Your work will be marked offline and returned to you with comments. We may automate some tests on your code so please do not edit the general layout (e.g. headings) of the provided files and make sure you use the specified predicate names.
The marking scheme is as follows. • Part 1 (10 marks)
1. (1 mark) for correct safe_list/1
2. (2 marks) for correct safe_design/1, 1 mark if missing a case
3. (2 marks) for correct count_shields/2, 1 mark if missing a case
4. (4 marks) with 2 marks for split_list/2 and 2 marks for the final design_uses/2
5. (1 mark) for answering questions correctly (0.5 for first, 0.3 for second, 0.2 for third)
• Part 2 (10 marks)
6. (2 marks) for correct data structures and helper predicates (Exercise 6)

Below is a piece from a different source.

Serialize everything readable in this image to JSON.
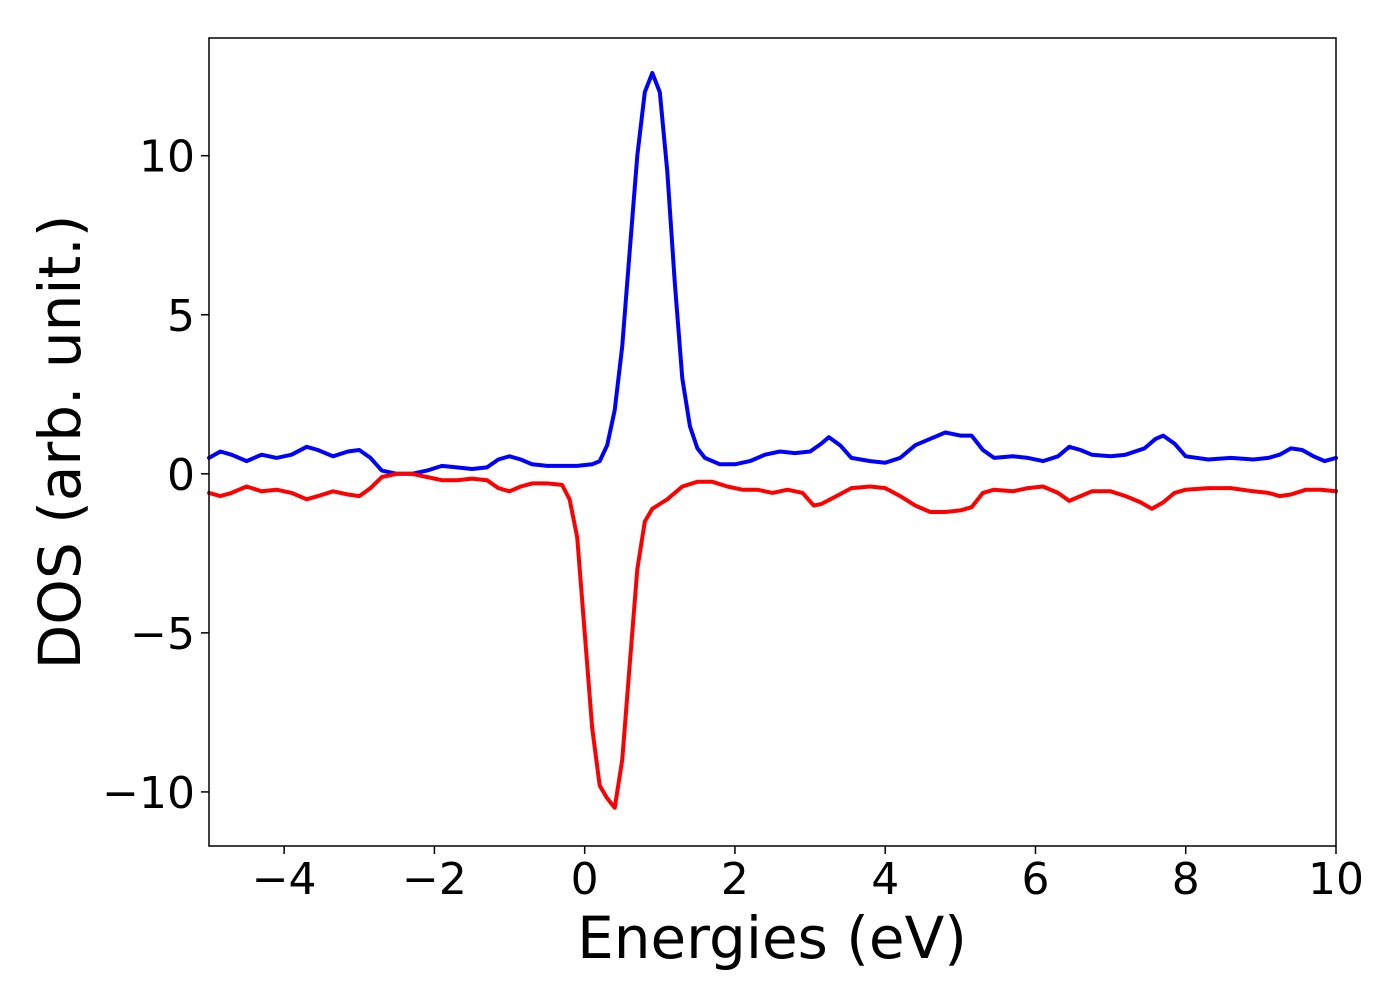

7. (3 marks) for a correct inefficient solution, 2 marks if mostly correct, 1 mark if attempt made
8. (1 mark) for a correct discussion of the reasons for non-termination and fair enumeration
9. (3 marks) for a correct efficient solution, 2 marks if mostly correct, 1 mark if attempt made
10. (1 mark) for providing a query and explanation to show that the efficient solution terminates
You must provide explanations of the work you have done as comments in the submitted files. These should go beyond standard comments in programs and should not simply reiterate the rules in English e.g. aim to explain the idea not the code. In all cases, up to half of the marks may be deducted if the explanation of the code is not sufficient. You should aim to write in full sentences. You may include brief examples.